People told Pam Warhurst and her Incredible Edible co-founders that people wouldn’t respect the growing veg. Kids would vandalise them. No one would look after them. This is not what’s happened. Those who notice them at all tend to look after them, pick a few weeds, take pleasure in their being there. Pride, even. I went to Brixton once to interview growers for a film about Transition towns. They spoke of the veg-growing tradition brought by Windrush Jamaicans, kept alive by subsequent generations, and of how teenagers on the estate would protect their plots, let it be known they were under their protection.

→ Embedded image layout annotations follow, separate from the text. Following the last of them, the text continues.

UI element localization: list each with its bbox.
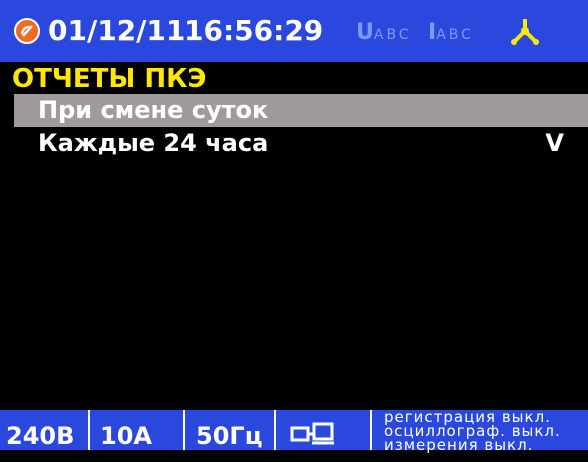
- date-display: 01/12/11: [48, 14, 186, 47]
- menu-item-every-24-hours[interactable]: Каждые 24 часа V: [14, 127, 588, 160]
- current-readout: 10А: [100, 422, 152, 450]
- menu-list: При смене суток Каждые 24 часа V: [14, 94, 588, 160]
- header-bar: 01/12/11 16:56:29 UABC IABC: [0, 0, 588, 62]
- voltage-phases-indicator: UABC: [356, 20, 412, 45]
- divider: [274, 410, 276, 450]
- menu-item-label: При смене суток: [38, 96, 269, 124]
- section-title: ОТЧЕТЫ ПКЭ: [12, 64, 207, 94]
- time-display: 16:56:29: [184, 14, 324, 47]
- divider: [88, 410, 90, 450]
- status-messages: регистрация выкл. осциллограф. выкл. изм…: [384, 410, 561, 453]
- network-computers-icon: [290, 422, 334, 445]
- brand-logo-icon: [14, 18, 40, 44]
- menu-item-on-day-change[interactable]: При смене суток: [14, 94, 588, 127]
- divider: [183, 410, 185, 450]
- divider: [370, 410, 372, 450]
- current-phases-indicator: IABC: [428, 20, 474, 45]
- voltage-readout: 240В: [6, 422, 75, 450]
- menu-item-check-mark: V: [545, 129, 564, 157]
- menu-item-label: Каждые 24 часа: [38, 129, 269, 157]
- three-phase-icon: [511, 19, 539, 45]
- status-bar: 240В 10А 50Гц регистрация выкл. осциллог…: [0, 410, 588, 453]
- frequency-readout: 50Гц: [196, 422, 263, 450]
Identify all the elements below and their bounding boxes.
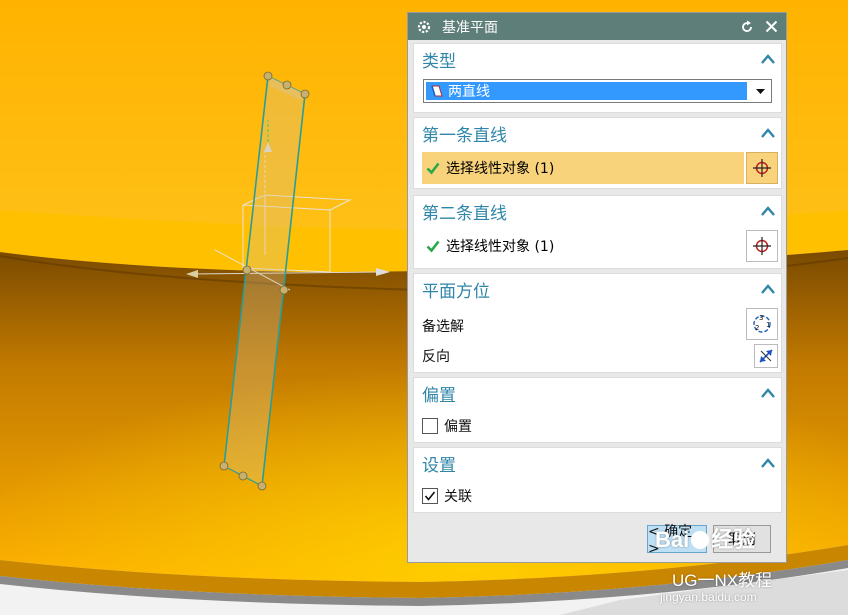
chevron-up-icon (761, 284, 775, 294)
associative-checkbox[interactable] (422, 488, 438, 504)
section-type-collapse[interactable] (759, 50, 777, 68)
dialog-titlebar[interactable]: 基准平面 (408, 13, 786, 40)
first-line-select-row[interactable]: 选择线性对象 (1) (422, 152, 744, 184)
alternate-solution-button[interactable]: 3 1 2 (746, 308, 778, 340)
section-offset-title: 偏置 (422, 385, 456, 406)
plane-type-icon (431, 85, 443, 97)
svg-text:3: 3 (759, 314, 763, 322)
section-type-title: 类型 (422, 51, 456, 72)
section-orientation-collapse[interactable] (759, 280, 777, 298)
dropdown-arrow[interactable] (749, 80, 771, 102)
gear-icon (417, 20, 431, 33)
svg-text:1: 1 (766, 321, 770, 329)
section-second-line: 第二条直线 选择线性对象 (1) (413, 195, 782, 269)
close-button[interactable] (762, 18, 780, 36)
section-settings: 设置 关联 (413, 447, 782, 513)
crosshair-icon (753, 159, 771, 177)
chevron-up-icon (761, 128, 775, 138)
reset-button[interactable] (738, 18, 756, 36)
section-orientation-title: 平面方位 (422, 281, 490, 302)
section-settings-title: 设置 (422, 455, 456, 476)
chevron-up-icon (761, 206, 775, 216)
type-selected-value: 两直线 (448, 84, 490, 100)
checkmark-icon (426, 162, 440, 175)
reverse-direction-icon (759, 349, 773, 363)
second-line-select-button[interactable] (746, 230, 778, 262)
offset-checkbox-row[interactable]: 偏置 (422, 416, 472, 436)
watermark-brand: Bai 经验 (655, 527, 756, 552)
dialog-title: 基准平面 (442, 19, 498, 36)
checkmark-icon (426, 240, 440, 253)
section-first-line-title: 第一条直线 (422, 125, 507, 146)
checkmark-icon (424, 491, 436, 501)
first-line-select-label: 选择线性对象 (1) (446, 161, 555, 177)
datum-plane-dialog: 基准平面 类型 两直线 第一条直线 选择线性对象 (1) 第二条直线 选择线性对… (407, 12, 787, 563)
offset-checkbox-label: 偏置 (444, 419, 472, 435)
chevron-up-icon (761, 458, 775, 468)
type-dropdown[interactable]: 两直线 (423, 79, 772, 103)
crosshair-icon (753, 237, 771, 255)
section-second-line-title: 第二条直线 (422, 203, 507, 224)
cycle-solutions-icon: 3 1 2 (753, 314, 771, 333)
section-first-line: 第一条直线 选择线性对象 (1) (413, 117, 782, 189)
svg-text:2: 2 (755, 324, 759, 332)
reverse-direction-label: 反向 (422, 349, 450, 365)
reset-icon (742, 20, 752, 32)
reverse-direction-button[interactable] (754, 344, 778, 368)
close-icon (765, 20, 777, 33)
alternate-solution-label: 备选解 (422, 319, 464, 335)
associative-checkbox-label: 关联 (444, 489, 472, 505)
watermark-site: jingyan.baidu.com (660, 590, 757, 604)
chevron-up-icon (761, 388, 775, 398)
paw-icon (691, 531, 710, 549)
dropdown-arrow-icon (755, 88, 765, 94)
section-offset: 偏置 偏置 (413, 377, 782, 443)
second-line-select-label: 选择线性对象 (1) (446, 239, 555, 255)
section-type: 类型 两直线 (413, 43, 782, 113)
associative-checkbox-row[interactable]: 关联 (422, 486, 472, 506)
section-orientation: 平面方位 备选解 3 1 2 反向 (413, 273, 782, 373)
first-line-select-button[interactable] (746, 152, 778, 184)
section-offset-collapse[interactable] (759, 384, 777, 402)
section-second-line-collapse[interactable] (759, 202, 777, 220)
section-first-line-collapse[interactable] (759, 124, 777, 142)
offset-checkbox[interactable] (422, 418, 438, 434)
second-line-select-row[interactable]: 选择线性对象 (1) (422, 230, 744, 262)
watermark-channel: UG一NX教程 (672, 571, 773, 590)
section-settings-collapse[interactable] (759, 454, 777, 472)
chevron-up-icon (761, 54, 775, 64)
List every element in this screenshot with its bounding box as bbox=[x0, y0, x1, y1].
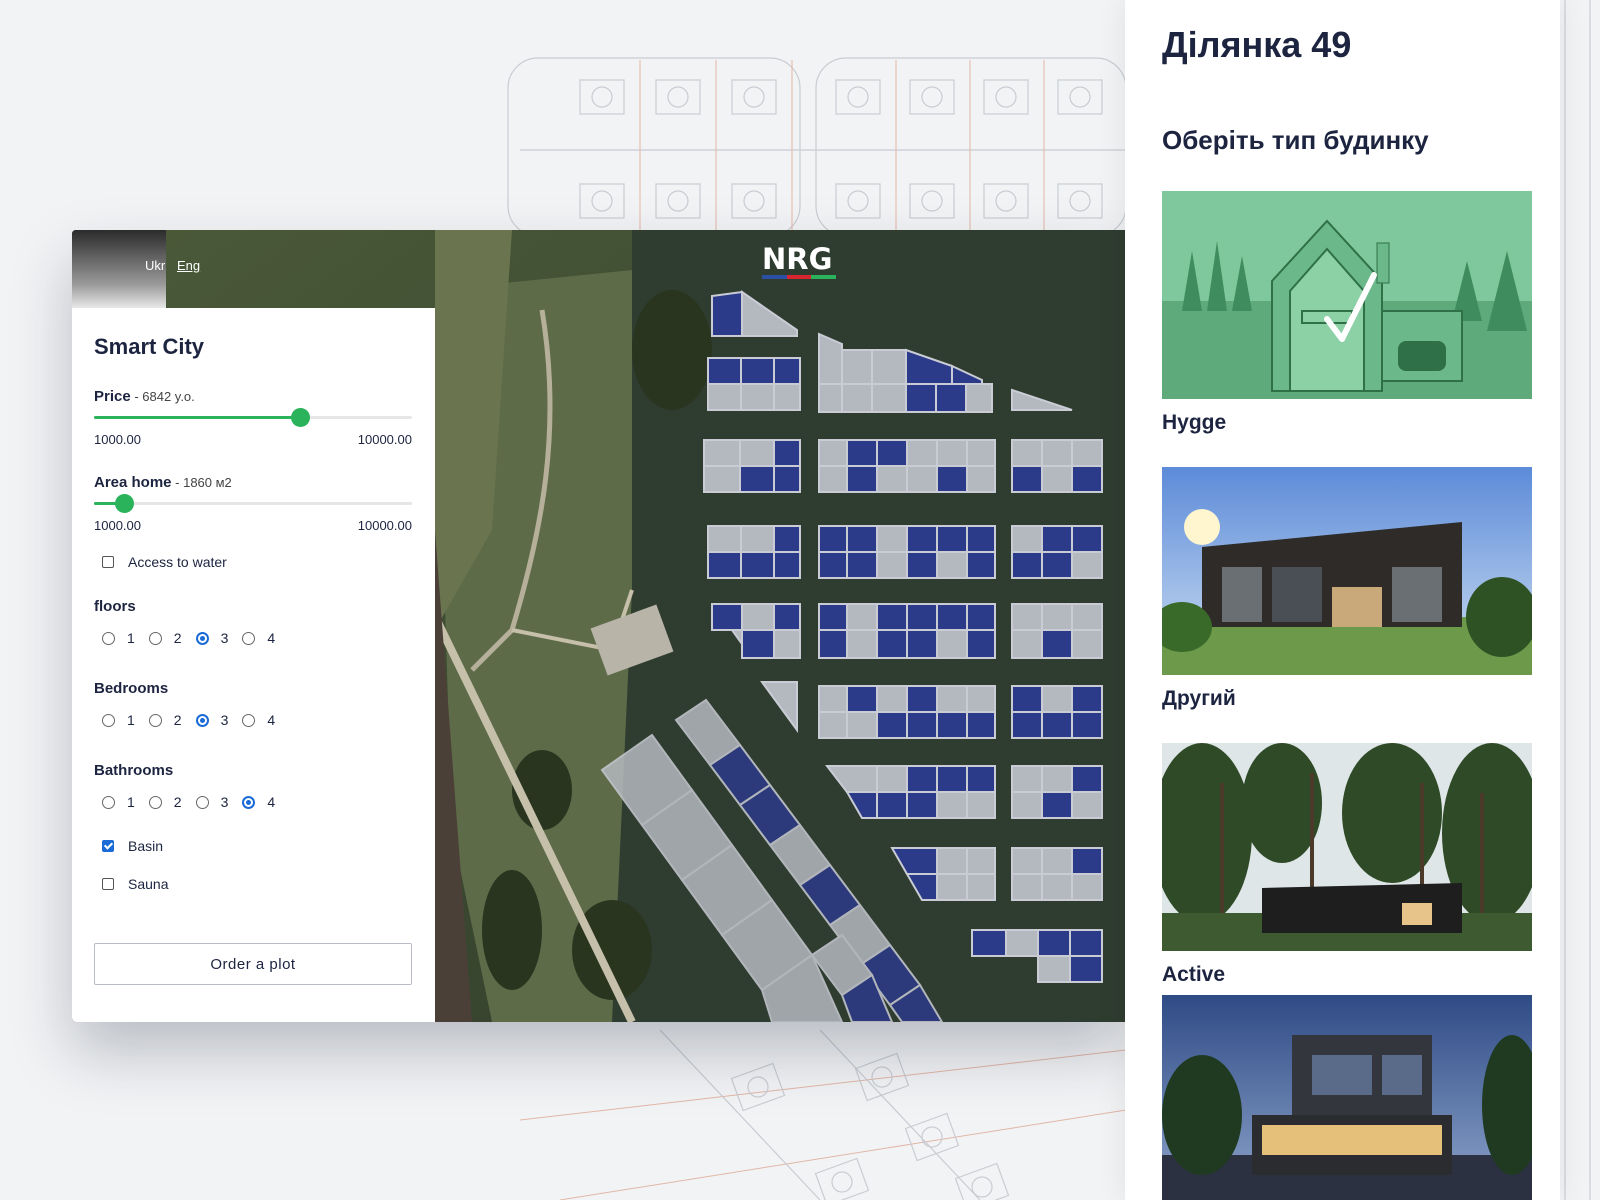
bedrooms-option-label: 2 bbox=[173, 712, 182, 728]
floors-radio-group: 1 2 3 4 bbox=[102, 630, 289, 646]
floors-label: floors bbox=[94, 598, 136, 615]
bedrooms-option-label: 3 bbox=[220, 712, 229, 728]
area-value: - 1860 м2 bbox=[171, 475, 232, 490]
lang-ukr-link[interactable]: Ukr bbox=[145, 258, 165, 273]
logo-bar-blue bbox=[762, 275, 787, 279]
floors-radio-1[interactable] bbox=[102, 631, 115, 645]
floors-option-label: 4 bbox=[267, 630, 276, 646]
area-min: 1000.00 bbox=[94, 518, 141, 533]
bathrooms-label: Bathrooms bbox=[94, 762, 174, 779]
logo-bar-green bbox=[811, 275, 837, 279]
bathrooms-option-label: 1 bbox=[127, 794, 135, 810]
bathrooms-option-3[interactable]: 3 bbox=[195, 794, 229, 810]
bathrooms-option-4[interactable]: 4 bbox=[242, 794, 275, 810]
bedrooms-option-1[interactable]: 1 bbox=[102, 712, 135, 728]
bathrooms-option-label: 4 bbox=[267, 794, 276, 810]
house-name-second: Другий bbox=[1162, 687, 1236, 710]
house-image-active bbox=[1162, 743, 1532, 951]
sauna-label: Sauna bbox=[128, 876, 169, 892]
house-card-fourth[interactable] bbox=[1162, 995, 1532, 1200]
logo-color-bar bbox=[762, 275, 837, 279]
floors-option-1[interactable]: 1 bbox=[102, 630, 135, 646]
area-label: Area home - 1860 м2 bbox=[94, 474, 232, 491]
logo-text: NRG bbox=[762, 242, 833, 276]
basin-label: Basin bbox=[128, 838, 164, 854]
price-slider-thumb[interactable] bbox=[291, 408, 311, 427]
price-label: Price - 6842 y.o. bbox=[94, 388, 195, 405]
nrg-logo[interactable]: NRG bbox=[762, 244, 842, 280]
bedrooms-radio-3[interactable] bbox=[195, 713, 209, 727]
filter-panel: Smart City Price - 6842 y.o. 1000.00 100… bbox=[72, 308, 435, 1022]
logo-bar-red bbox=[786, 275, 812, 279]
area-max: 10000.00 bbox=[357, 518, 412, 533]
price-slider-fill bbox=[94, 416, 301, 419]
water-checkbox-row[interactable]: Access to water bbox=[102, 554, 227, 570]
house-name-active: Active bbox=[1162, 963, 1226, 986]
bathrooms-radio-group: 1 2 3 4 bbox=[102, 794, 289, 810]
sauna-checkbox[interactable] bbox=[102, 878, 114, 890]
house-image-hygge bbox=[1162, 191, 1532, 399]
bedrooms-radio-4[interactable] bbox=[242, 713, 256, 727]
plot-details-panel: Ділянка 49 Оберіть тип будинку Hygge Дру… bbox=[1125, 0, 1560, 1200]
bedrooms-option-label: 4 bbox=[267, 712, 276, 728]
area-slider-thumb[interactable] bbox=[115, 494, 135, 513]
bedrooms-option-2[interactable]: 2 bbox=[148, 712, 182, 728]
floors-radio-3[interactable] bbox=[195, 631, 209, 645]
price-min: 1000.00 bbox=[94, 432, 141, 447]
language-switcher: Ukr Eng bbox=[72, 230, 200, 308]
floors-option-label: 3 bbox=[220, 630, 229, 646]
floors-option-2[interactable]: 2 bbox=[148, 630, 182, 646]
house-image-second bbox=[1162, 467, 1532, 675]
price-max: 10000.00 bbox=[357, 432, 412, 447]
floors-radio-4[interactable] bbox=[242, 631, 256, 645]
price-value: - 6842 y.o. bbox=[130, 389, 195, 404]
area-slider[interactable] bbox=[94, 494, 412, 513]
house-card-hygge[interactable]: Hygge bbox=[1162, 191, 1532, 435]
bedrooms-option-3[interactable]: 3 bbox=[195, 712, 229, 728]
price-slider[interactable] bbox=[94, 408, 412, 427]
bedrooms-radio-2[interactable] bbox=[148, 713, 162, 727]
floors-option-4[interactable]: 4 bbox=[242, 630, 275, 646]
filter-title: Smart City bbox=[94, 334, 205, 359]
house-card-second[interactable]: Другий bbox=[1162, 467, 1532, 711]
floors-option-3[interactable]: 3 bbox=[195, 630, 229, 646]
bathrooms-radio-1[interactable] bbox=[102, 795, 115, 809]
price-label-text: Price bbox=[94, 388, 131, 405]
bathrooms-option-label: 2 bbox=[173, 794, 182, 810]
plot-title: Ділянка 49 bbox=[1162, 24, 1352, 65]
bedrooms-option-label: 1 bbox=[127, 712, 135, 728]
bathrooms-radio-3[interactable] bbox=[195, 795, 209, 809]
bathrooms-option-2[interactable]: 2 bbox=[148, 794, 182, 810]
floors-option-label: 2 bbox=[173, 630, 182, 646]
water-checkbox[interactable] bbox=[102, 556, 114, 568]
choose-house-title: Оберіть тип будинку bbox=[1162, 125, 1429, 155]
water-label: Access to water bbox=[128, 554, 227, 570]
bedrooms-option-4[interactable]: 4 bbox=[242, 712, 275, 728]
basin-checkbox-row[interactable]: Basin bbox=[102, 838, 163, 854]
area-label-text: Area home bbox=[94, 474, 172, 491]
sauna-checkbox-row[interactable]: Sauna bbox=[102, 876, 168, 892]
bathrooms-radio-4[interactable] bbox=[242, 795, 256, 809]
house-card-active[interactable]: Active bbox=[1162, 743, 1532, 987]
order-plot-button[interactable]: Order a plot bbox=[94, 943, 412, 985]
bedrooms-radio-group: 1 2 3 4 bbox=[102, 712, 289, 728]
house-name-hygge: Hygge bbox=[1162, 411, 1227, 434]
bathrooms-option-label: 3 bbox=[220, 794, 229, 810]
price-range: 1000.00 10000.00 bbox=[94, 432, 412, 447]
area-range: 1000.00 10000.00 bbox=[94, 518, 412, 533]
map-window: Ukr Eng NRG Smart City Price - 6842 y.o.… bbox=[72, 230, 1126, 1022]
basin-checkbox[interactable] bbox=[102, 840, 114, 852]
lang-eng-link[interactable]: Eng bbox=[177, 258, 200, 273]
bedrooms-radio-1[interactable] bbox=[102, 713, 115, 727]
house-image-fourth bbox=[1162, 995, 1532, 1200]
bathrooms-radio-2[interactable] bbox=[148, 795, 162, 809]
floors-radio-2[interactable] bbox=[148, 631, 162, 645]
floors-option-label: 1 bbox=[127, 630, 135, 646]
bedrooms-label: Bedrooms bbox=[94, 680, 169, 697]
bathrooms-option-1[interactable]: 1 bbox=[102, 794, 135, 810]
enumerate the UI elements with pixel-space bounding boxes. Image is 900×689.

In the slow-burning we’ll-get-there-one-day musical that I’m writing with my friend Tommy, there’s a scene where a group of disaffected teens hear about guerrilla gardening and the Incredible Edible movement. In our show they defy the older characters’ expectations by being ahead of the curve. Excluded from school, they hang out down at the allotment where they proudly and defiantly grow ‘Veg on the Edge’. The following extract from their song is somewhere in the vicinity of a rap or maybe hip hop.

VEG ON THE EDGE

I’m growing Veg on the Edge out beyond the borders
I’m the thin end of the wedge, I don’t follow orders

I make my own luck, build my own edifice
From butternut, broccoli, leeks and lettuces
Butternut, broccoli, chickpea, celery
Chicory, check it out, broad bean, Brussel sprout

I got sorrel in my song, I got beans in my ballad
Everyone can sing along, it’s not rocket salad

Couch potato? Not me, I make my own chutney

My pumpkin’s really something. My radishes are radical
I’ve got feelings for my soft fruit. My parsnips are prodigal

My fennel is phenomenal, my spinach is unstoppable
My massive mammoth marrow’s mathematically improbable

Critical critics who diss and disparage us
Button their lips when they taste my asparagus
They judge my clothes, they judge my accent
Till they see me digging rows with my Spear & Jackson

They see I’m a provider, a doer, a digger
Then they realise I’m a … motherfigure

The green stuff I grow there, I can make a meal with it
Got my spade, my fork, my hoe there – yeah, deal with it

Living in a world with a vegetable prejudice
Living on the edge of a vegetable precipice
Growing’s the one thing I can believe in
You make your own bed then you sow the seeds in.